Jcuda for coocurrence matrix

Hello everyone,
I am new to CUDA programming and wanted help in converting my current multithreaded CPU program to be able to run on GPU.

My task is to parallelize the co-occurence matrix creation that I do in my traditional java program. More specifically I have a huge file, where each line represents a document. Each line in the document contains about 100 words (for ease, the words are converted into word indices). The number of lines/documents is about 300K. For simplicity, let’s say the co-ocuccrence window is one document, i.e., how many times word X came with word Y in a document/line. In other words, each line/document needs to go through a nested loop.

Now because of the magnitude of the resulting co-occurence matrix, my current program follows a model similar to external sort-merge algorithm, where doing the merge phase, I keep summing up the number of times a pair of words have repeated, thus finally yielding a complete co-occurence matrix.

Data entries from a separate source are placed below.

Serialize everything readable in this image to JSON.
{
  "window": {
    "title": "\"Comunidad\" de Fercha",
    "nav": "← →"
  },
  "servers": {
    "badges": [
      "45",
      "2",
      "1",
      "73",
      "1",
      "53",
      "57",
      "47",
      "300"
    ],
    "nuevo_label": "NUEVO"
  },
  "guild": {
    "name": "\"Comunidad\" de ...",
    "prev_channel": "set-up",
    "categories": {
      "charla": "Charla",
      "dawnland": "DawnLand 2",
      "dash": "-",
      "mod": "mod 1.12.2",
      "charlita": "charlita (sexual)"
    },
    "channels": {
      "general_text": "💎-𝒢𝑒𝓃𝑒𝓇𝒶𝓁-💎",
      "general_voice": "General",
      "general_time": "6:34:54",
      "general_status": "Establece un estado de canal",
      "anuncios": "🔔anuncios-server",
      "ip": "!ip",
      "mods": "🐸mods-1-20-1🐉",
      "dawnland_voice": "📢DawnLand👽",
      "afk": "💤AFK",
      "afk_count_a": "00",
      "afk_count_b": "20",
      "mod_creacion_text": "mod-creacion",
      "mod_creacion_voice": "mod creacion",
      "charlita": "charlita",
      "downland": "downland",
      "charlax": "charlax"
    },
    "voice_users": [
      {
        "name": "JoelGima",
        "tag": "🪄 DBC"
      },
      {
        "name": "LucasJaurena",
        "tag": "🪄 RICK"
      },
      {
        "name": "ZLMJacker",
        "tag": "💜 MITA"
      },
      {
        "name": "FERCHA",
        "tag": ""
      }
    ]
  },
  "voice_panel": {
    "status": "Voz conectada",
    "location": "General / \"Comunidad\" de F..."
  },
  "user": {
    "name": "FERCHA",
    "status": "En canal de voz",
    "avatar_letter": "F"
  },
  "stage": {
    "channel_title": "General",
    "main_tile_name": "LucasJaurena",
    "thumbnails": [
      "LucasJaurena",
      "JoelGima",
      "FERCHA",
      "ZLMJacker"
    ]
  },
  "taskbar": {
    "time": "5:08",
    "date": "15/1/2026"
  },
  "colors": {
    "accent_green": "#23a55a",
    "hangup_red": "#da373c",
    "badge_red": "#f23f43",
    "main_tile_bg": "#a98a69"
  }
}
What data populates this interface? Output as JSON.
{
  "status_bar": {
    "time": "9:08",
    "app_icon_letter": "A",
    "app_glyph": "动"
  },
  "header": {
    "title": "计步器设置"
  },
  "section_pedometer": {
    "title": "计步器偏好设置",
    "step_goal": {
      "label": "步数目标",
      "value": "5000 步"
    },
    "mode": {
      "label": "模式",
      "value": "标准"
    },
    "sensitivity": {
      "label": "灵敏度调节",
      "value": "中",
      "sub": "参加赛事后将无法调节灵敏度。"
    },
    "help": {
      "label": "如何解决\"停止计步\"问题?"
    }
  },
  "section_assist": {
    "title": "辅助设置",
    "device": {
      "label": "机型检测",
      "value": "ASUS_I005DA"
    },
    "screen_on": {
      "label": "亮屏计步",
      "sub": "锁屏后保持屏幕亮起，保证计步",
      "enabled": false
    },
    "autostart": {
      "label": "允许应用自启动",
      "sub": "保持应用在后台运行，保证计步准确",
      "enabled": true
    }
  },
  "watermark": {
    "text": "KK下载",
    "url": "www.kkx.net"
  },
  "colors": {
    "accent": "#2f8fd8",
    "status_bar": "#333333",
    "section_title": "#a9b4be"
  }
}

I was wondering, at what steps would parallelizing through GPU help and if they are any jcuda codes that the community can help me get started:
Step-(a) creating all pair (Cartesian product) (output is multiple files, each line containing a pair of words)
Step-(b) sorting each file from step - a
Step-© Merging the output of step-b while summing up the repetitions.

I don’t really know the process that you are describing, but from the description of the individual steps, it sounds like this might not really be a compute-intensive task. Particularly, you mentioned files, and if I understood the last part (describing steps a-c) correctly, then I’d be surprised if the file I/O wasn’t the most expensive part.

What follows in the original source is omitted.